Feynman's layman proof of local charge conservation

I think you've confused global and local charge conservation. The quote you included actually skips parts of the video, and I think the video may actually have been edited as well, so it is not obvious from the text alone what Feynman is referring to when he says "the second form of charge conservation...". He's actually referring to the first sentence. The correct definitions are:

A quantity in a box is conserved globally if the amount of the quantity in the box never changes. This allows, in principle, for the stuff in the box to instantaneously zap from place to place in the box, so long as the total amount never changes.

A quantity is conserved locally if the only way it can leave a region is by moving with some velocity through the walls (no teleporting). We say there is a "flux" of material through the boundary, and the amount by which the stuff inside changes is exactly accounted for by the flux entering or leaving the boundary.

So your statement "if charge pops up somewhere it must have disappeared somewhere else" is global or non-local conservation, not local conservation.

I think this should clarify the argument. If a quantity is globally conserved but not locally conserved, then some observer with a relative velocity will see it violate global conservation as well.
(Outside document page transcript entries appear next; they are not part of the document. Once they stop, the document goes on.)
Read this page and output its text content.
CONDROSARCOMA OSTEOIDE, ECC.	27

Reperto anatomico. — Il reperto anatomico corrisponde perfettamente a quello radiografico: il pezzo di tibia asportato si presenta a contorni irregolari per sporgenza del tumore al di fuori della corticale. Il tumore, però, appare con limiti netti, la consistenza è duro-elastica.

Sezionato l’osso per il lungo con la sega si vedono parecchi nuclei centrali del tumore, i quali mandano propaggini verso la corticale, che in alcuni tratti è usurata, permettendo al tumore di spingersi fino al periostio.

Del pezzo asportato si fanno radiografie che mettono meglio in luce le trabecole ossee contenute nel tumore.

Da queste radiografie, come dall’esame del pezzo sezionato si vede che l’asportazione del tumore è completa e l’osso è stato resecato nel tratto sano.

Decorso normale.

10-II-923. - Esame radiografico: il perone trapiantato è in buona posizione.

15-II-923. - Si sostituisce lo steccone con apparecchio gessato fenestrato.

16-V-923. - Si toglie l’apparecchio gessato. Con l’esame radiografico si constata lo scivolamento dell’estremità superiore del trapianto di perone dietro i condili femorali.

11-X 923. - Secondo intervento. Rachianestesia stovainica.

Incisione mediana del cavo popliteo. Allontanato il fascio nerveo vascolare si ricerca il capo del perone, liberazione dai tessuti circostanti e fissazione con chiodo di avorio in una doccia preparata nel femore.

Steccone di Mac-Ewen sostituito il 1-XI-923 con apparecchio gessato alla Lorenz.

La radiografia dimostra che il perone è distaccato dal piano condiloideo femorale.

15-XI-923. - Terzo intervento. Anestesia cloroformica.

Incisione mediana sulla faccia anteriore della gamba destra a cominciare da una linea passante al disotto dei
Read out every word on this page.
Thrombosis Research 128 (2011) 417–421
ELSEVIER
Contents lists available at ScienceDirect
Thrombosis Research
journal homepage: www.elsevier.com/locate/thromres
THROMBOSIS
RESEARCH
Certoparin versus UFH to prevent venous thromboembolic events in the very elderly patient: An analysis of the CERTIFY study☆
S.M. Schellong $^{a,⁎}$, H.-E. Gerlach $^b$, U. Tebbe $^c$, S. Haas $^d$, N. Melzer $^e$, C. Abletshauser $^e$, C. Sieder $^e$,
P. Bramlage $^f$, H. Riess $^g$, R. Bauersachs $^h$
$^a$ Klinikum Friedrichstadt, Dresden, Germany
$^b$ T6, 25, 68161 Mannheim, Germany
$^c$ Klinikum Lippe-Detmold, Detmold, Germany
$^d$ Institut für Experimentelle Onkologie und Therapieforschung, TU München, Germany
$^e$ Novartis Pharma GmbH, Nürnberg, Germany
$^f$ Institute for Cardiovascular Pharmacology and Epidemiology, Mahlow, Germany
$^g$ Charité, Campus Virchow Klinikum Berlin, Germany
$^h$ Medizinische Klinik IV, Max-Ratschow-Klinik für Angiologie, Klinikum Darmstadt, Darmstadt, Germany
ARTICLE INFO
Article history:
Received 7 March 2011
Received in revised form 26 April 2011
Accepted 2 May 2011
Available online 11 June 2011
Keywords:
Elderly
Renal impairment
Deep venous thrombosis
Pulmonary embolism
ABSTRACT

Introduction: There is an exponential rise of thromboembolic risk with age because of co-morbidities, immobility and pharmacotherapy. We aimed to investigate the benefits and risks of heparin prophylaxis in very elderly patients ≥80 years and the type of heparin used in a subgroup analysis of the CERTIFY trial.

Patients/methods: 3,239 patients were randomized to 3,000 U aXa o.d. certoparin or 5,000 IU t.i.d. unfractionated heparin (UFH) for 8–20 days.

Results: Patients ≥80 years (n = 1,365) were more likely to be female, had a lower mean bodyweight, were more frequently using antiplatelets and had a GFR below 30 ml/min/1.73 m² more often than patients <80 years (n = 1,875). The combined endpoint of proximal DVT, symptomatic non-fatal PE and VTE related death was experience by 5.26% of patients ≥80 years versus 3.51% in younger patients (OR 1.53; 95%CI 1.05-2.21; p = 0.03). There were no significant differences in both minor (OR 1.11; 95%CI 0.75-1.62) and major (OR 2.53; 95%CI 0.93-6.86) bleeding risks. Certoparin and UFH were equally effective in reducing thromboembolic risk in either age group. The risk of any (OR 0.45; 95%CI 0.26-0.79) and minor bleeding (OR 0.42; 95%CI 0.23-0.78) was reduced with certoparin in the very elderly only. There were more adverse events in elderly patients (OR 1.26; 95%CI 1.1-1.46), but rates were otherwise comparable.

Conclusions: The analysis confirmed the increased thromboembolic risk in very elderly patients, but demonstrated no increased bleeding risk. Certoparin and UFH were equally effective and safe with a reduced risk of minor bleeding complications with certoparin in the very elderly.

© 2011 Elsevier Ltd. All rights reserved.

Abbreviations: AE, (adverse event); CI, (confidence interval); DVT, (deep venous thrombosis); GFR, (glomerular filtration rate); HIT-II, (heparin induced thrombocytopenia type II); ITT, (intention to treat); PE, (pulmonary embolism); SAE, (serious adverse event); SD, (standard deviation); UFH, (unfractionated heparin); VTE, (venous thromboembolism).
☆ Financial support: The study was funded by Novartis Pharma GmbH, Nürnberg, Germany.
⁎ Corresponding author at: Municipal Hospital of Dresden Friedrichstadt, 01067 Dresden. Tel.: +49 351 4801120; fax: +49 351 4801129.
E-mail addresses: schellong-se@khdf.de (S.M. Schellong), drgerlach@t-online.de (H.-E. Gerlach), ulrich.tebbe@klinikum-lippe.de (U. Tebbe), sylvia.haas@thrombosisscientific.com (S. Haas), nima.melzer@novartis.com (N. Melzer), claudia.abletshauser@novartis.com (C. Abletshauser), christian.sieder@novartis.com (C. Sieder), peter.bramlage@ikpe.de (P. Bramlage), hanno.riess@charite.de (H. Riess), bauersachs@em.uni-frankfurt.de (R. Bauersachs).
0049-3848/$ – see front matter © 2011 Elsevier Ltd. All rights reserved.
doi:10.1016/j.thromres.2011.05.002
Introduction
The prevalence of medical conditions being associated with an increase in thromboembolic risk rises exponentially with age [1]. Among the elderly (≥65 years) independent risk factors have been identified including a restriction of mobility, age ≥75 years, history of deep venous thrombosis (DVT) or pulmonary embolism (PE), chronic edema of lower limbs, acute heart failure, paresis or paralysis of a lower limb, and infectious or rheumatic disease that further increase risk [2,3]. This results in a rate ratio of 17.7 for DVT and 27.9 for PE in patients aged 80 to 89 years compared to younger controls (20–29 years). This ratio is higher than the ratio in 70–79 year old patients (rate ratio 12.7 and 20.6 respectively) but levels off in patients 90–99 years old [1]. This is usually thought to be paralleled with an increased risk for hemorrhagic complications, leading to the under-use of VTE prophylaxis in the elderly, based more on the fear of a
The lesson is that given relativity, local conservation is necessary to have global conservation in all frames.

I'm not sure whether everything's clear from your description and from Geoff's Answer.

If you haven't already worked it out, the essential problem that Feynman and Einstein are getting at is the relativity of simultaneity.

In the second situation, which Geoff's answer explains well, a relatively moving observer will not see the disappearance of charge and its reappearance elsewhere at the same time. There will be some observers for whom there is a nonzero time interval when there is neither the disappeared nor the reappeared charge present, and other relatively moving observers for whom both are present at the same time over a nonzero time interval. For all relatively moving observers, the charge becomes time varying.